Die fünf Flaschenlämmer entwickeln sich prächtig und sind mit dem großen Lamm Michel Tag und Nacht auf ihrer Weide. So langsam sollte wieder Ruhe einkehren. Wir waren der Meinung, nun kommt kein Lamm mehr, wir sind durch für dieses Jahr. Bis zum Samstagvormittag! Wir haben vom Haus aus die Weide, auf der die Herde momentan grast, gut im Blick. Steffen wollte zum Distelstechen hinunter und ich war mit der Wäsche beschäftigt. Da rief er: „Lamm Nr. 34 ist angekommen!“ Doch noch ein Nachzügler!

Wir freuten uns, als wir das schwarze Lämmchen mit der weißen Haartolle sahen. Leider lag die Freude nur auf unserer Seite. Die Mutter schubste das Kleine jedes Mal unsanft zu Boden, wenn es ihr zu nahe kam. Wir beobachteten das eine Weile und entschlossen uns dann, das Lämmchen an uns zu nehmen. Da war kein Mutterinstinkt vorhanden!

Nun haben wir noch ein Flaschenlamm!

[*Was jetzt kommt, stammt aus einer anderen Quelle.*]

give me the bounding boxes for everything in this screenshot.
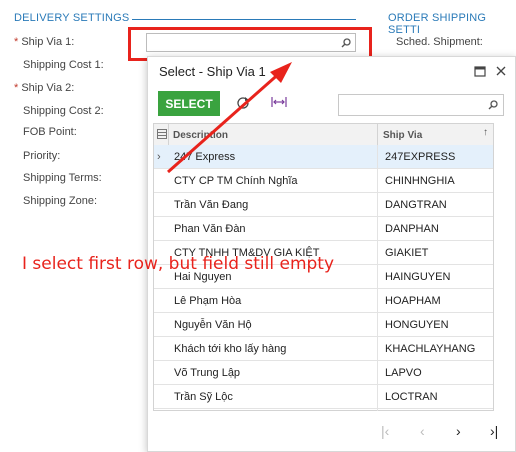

Die kleine Sofie ist munter und kräftig. In der Nacht schläft sie die ersten beiden Wochen im Haus. Tagsüber ist sie seit Montagmittag draußen bei den größeren Lämmern und kommt dort gut zurecht.

Es ist immer wieder faszinierend, wie fit so ein kleines Tierchen ist! Kaum 48 Stunden alt, fügt sie sich in die kleine Herde der anderen Flaschenlämmer mit ein. Folgt ihnen, rennt ihnen hinterher, wenn wir kommen und die Milch bringen und liegt mit den anderen zur Mittagszeit gemeinsam in ihrem Häuschen.

Schafe haben eine hervorragende Orientierung und ein ausgezeichnetes Gedächtnis. Manchmal kommt es uns so vor, als hätten sie einen Lageplan im Kopf. Selbst die Allerkleinsten können sich schon merken, zu welcher Tür wir ins Gehege kommen. Fast alle Weiden und Gehege haben mindestens zwei Zugänge. Wege zu den einzelnen Gehegen haben die Schafe, einmal gegangen, im Gedächtnis gespeichert. Und liegt ein unbekanntes Gebiet dazwischen, kann das problemlos umgangen werden, um doch ans Ziel zu kommen. Das Merken der Bezugsperson ist für die Lämmer überlebenswichtig. Mutter und Kind finden sich auch in großen Herden mit mehreren hundert Tieren immer wieder. Menschen sollen die Schafe am Gesicht erkennen, habe ich im Internet gelesen. Über Wochen und Monate erkennen sie ihren Bezugsmenschen, auch wenn sie ihn zwischenzeitlich nicht gesehen haben. Das ist auch unsere Beobachtung, aber noch viel mehr! Ich habe den Eindruck, die Schafe erkennen Menschen an ihrem Bewegungsmuster auch auf weite Entfernungen hin. An der Kleidung kann es nicht liegen, denn die wird ja regelmäßig gewechselt. Steffen und ich sind die einzigen Bezugspersonen, die unsere Schafe akzeptieren und lieben. Auch wenn sie uns nur von weitem sehen, suchen sie Blickkontakt und grüßen mit einem lauten „mäh“ . Und wehe, wir grüßen nicht zurück oder rufen ihnen etwas zu! Dann wird gemäht, solange und immer lauter, bis wir reagieren. Wenn wir über die Weide gehen, unterhalten wir uns also ständig mit den Tieren!

Bei anderen Menschen flüchten sie. Auch bei Daniel, den sie ja nun schon mehrere Jahre kennen, laufen sie davon.